DER SPIEGEL: But you yourself have said that Germany and Europe must command more respect militarily.

Gabriel: There is nothing wrong with a reasonable increase in defense spending. But doubling it? That would be more than 70 billion euros -- and that's per year! France, as a nuclear power, spends more than 40 billion euros. Do we truly believe that our European neighbors would be pleased to see an enormous central-European army arising in Germany in 10 years' time?

DER SPIEGEL: Are you suggesting that our European partners are afraid of a highly armed Germany?

Gabriel: The first French people have already asked me if we are really serious about it.

DER SPIEGEL: Mr. Gabriel, you told us not long ago that being chairman of the SPD party was the pinnacle of your career. But doesn't your current position as foreign minister trump that office?

Gabriel: You can't compare the two jobs.


Gabriel: When I was 15, I joined the Falcons, a children's and youth movement of the social democratic workers' movement.
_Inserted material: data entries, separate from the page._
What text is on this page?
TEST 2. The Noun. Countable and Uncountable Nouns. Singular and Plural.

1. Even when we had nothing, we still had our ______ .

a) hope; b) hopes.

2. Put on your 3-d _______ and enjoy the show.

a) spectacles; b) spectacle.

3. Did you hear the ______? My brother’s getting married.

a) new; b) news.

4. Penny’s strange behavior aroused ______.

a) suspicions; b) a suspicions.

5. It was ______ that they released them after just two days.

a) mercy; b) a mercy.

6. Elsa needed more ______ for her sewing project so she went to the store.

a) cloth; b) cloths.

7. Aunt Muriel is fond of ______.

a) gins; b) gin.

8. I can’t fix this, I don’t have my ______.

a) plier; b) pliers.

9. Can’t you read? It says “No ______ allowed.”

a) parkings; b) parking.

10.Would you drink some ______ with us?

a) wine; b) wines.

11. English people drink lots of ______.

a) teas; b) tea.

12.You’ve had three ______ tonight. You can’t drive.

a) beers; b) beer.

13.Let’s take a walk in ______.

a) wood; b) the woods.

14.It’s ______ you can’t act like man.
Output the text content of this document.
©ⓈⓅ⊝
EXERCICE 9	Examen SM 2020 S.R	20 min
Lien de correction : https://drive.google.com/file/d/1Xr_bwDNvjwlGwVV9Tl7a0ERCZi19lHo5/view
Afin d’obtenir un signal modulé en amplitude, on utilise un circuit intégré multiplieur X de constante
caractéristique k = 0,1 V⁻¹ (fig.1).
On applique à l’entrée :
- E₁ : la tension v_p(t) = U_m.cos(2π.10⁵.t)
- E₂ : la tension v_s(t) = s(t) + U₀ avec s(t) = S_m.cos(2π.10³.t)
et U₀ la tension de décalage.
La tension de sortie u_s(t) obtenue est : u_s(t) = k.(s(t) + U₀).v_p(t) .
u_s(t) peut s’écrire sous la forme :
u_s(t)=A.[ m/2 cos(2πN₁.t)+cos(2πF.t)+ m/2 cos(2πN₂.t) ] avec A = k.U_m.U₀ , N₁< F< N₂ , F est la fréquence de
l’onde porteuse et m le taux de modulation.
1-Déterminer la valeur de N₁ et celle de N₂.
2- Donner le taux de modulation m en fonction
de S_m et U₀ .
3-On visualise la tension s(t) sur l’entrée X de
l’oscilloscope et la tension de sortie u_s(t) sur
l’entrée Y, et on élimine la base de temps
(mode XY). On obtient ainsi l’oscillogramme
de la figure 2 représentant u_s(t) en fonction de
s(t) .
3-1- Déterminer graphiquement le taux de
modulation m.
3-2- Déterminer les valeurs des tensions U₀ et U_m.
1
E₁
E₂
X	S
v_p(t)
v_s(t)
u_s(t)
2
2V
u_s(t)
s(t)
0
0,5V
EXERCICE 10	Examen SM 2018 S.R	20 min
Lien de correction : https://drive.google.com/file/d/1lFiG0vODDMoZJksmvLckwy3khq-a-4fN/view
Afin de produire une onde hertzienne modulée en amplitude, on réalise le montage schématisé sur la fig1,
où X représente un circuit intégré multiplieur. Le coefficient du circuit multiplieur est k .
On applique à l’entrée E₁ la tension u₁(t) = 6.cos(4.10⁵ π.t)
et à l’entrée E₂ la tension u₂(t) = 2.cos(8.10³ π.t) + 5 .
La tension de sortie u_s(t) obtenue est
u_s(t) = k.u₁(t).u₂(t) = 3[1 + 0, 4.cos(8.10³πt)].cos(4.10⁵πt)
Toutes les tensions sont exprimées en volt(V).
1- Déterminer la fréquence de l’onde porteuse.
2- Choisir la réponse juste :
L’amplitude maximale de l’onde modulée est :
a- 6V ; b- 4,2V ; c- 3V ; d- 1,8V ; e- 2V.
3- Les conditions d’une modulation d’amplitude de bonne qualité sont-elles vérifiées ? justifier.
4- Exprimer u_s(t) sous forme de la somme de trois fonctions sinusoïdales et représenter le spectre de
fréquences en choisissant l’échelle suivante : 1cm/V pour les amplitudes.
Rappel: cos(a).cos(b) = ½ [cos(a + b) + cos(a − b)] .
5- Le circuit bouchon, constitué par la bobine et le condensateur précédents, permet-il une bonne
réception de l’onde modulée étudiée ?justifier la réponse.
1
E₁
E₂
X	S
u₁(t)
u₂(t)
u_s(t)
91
And I am familiar with a social democracy that hardly exists anymore today. The history of this party ...

DER SPIEGEL: … ... so romantic and glorious ...

Gabriel: … ... it's easy to make fun of if you lose sight of the battles fought by the Social Democrats, for which they have all too often had to pay with their lives to defend and establish freedom and democracy in Germany. Few of the things that we treasure in our country today would exist without this SPD. But I also admit that pretty much every chairman of this party, Germany's oldest democratic party, has had an extremely emotional relationship with the SPD.

DER SPIEGEL: Is foreign policy less emotional?

Gabriel: We should actually hope for foreign policy to become less interesting. "Banking has to be boring again" was one of the sentences you heard during the financial crisis. We can only wish that that will once again become true of foreign policy. But it appears it will take a while before it gets boring again, even though it would be better that way.

DER SPIEGEL: Have you also experienced great stress or had sleepless nights as a result of your current position as foreign minister?

Gabriel: Standing in a Somali refugee camp full of 150,000 refugees and not having a clue how to help them -- that's not the kind of thing you can just put out of your mind. There was a moving moment. I showed my five-year-old daughter pictures from Somalia in order to explain to her why I had been away. She then stood up, went to her room and retrieved her piggy bank. She said: You can take this with you for the children there.

DER SPIEGEL: Sounds like a future SPD member.…

Gabriel: The fact that she's otherwise unwilling to share anything at all actually speaks against future membership in the SPD. (laughs) But that's also why it was so touching.

DER SPIEGEL: What do you think is coming your way Mr. Gabriel? Do you think you will soon have to leave your office as foreign minister?

Gabriel: It's always better to assume so. After all, (former German Chancellor) Willy Brandt was right when he said that we are elected and not chosen.

DER SPIEGEL: Mr. Gabriel, we thank you for this interview.